Pinpoints For Quotes And Tight Paraphrases

When you quote a specific line, add a pinpoint after the year. If you’re using the Federal Register PDF, a page number can work. If you’re using an HTML view, a section heading or paragraph number is often clearer than a scrolling position that changes. Keep the pinpoint brief: p. 2, sec. 1, or para. 4. The goal is simple: let a reader land on the same passage without hunting.

Also watch the difference between the source-line page in the reference entry and the pinpoint you use in text. The reference entry page belongs to the publication line. The pinpoint belongs to the passage you quoted.

Common Fixes Before You Turn It In

A citation can be technically correct and still look off if the format is inconsistent across your paper.

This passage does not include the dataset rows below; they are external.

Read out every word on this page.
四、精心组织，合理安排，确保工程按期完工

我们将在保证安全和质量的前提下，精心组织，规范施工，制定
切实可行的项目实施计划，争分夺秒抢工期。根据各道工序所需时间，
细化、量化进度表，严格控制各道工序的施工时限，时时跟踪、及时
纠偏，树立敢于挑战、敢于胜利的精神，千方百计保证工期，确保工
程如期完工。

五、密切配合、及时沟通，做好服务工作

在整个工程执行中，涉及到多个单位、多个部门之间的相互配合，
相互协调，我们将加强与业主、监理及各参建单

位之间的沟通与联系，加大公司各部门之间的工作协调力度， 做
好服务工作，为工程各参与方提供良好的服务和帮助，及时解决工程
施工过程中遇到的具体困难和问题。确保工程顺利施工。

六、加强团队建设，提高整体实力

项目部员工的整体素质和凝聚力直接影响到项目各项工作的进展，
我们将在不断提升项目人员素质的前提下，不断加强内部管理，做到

Run these quick checks before you submit. They take a minute and they catch the errors that stand out on a grading rubric.

  1. Make sure the order number matches in all places, including commas in long numbers.
  2. Match the year in text to the year in the reference entry.
  3. Keep the source line in one style: either 3 C.F.R. or Fed. Reg., not both in the same entry.
  4. Use the FederalRegister.gov permalink or another stable gov URL, not a random mirror.
  5. Confirm that each in-text citation has a matching reference entry.
Quick Check What Went Wrong Fast Fix
Order number format Missing commas or swapped digits Copy the number from the official record and paste it into each citation
Wrong year Used signing year in one place and publication year in another Pick the year tied to the version you cite, then match it in all spots
Webpage-style reference Treated the order like a generic webpage Rebuild the entry with “Exec. Order No.” plus the legal source line
Missing date in Fed. Reg. entry Left out the publication date in parentheses Add the full date from the Federal Register record
Unstable link Linked to a news story or an agency repost Swap in the Federal Register permalink
No match between text and references In-text citation exists but the reference entry is missing Add the reference entry or remove the in-text citation
Overlong pinpoints Used a multi-line locator that reads like a note Use a short pinpoint like p. 3 or sec. 2, then move the rest into your sentence

Copy And Fill Templates For Your Draft

If you want one spot to copy from while you write, use these lines. Replace the bracketed pieces, then paste the finished entries into your References page. This also helps when you use cite executive order apa rules across a long paper, since you can keep one master entry and reuse it.

Reference entry (C.F.R.)
Exec. Order No. [order number], 3 C.F.R. [page] ([year]). [URL]

Reference entry (Federal Register)
Exec. Order No. [order number], [volume] Fed. Reg. [page] ([Month day, year]). [URL]

In-text parenthetical
(Exec. Order No. [order number], [year])

In-text narrative
Executive Order No. [order number] ([year])

One last pass: read the finished reference entry out loud. If you can point to the order number, year, source line, and URL without squinting, your reader can too. And when a grader checks your citations, they’ll see a clean line that matches APA’s legal reference pattern.

If you’re writing multiple policy sources, keep a citation log as you work: title, number, year, and permalink. That habit saves time, and it cuts last-minute scrambling. It also makes it easier to apply cite executive order apa formatting when you revise.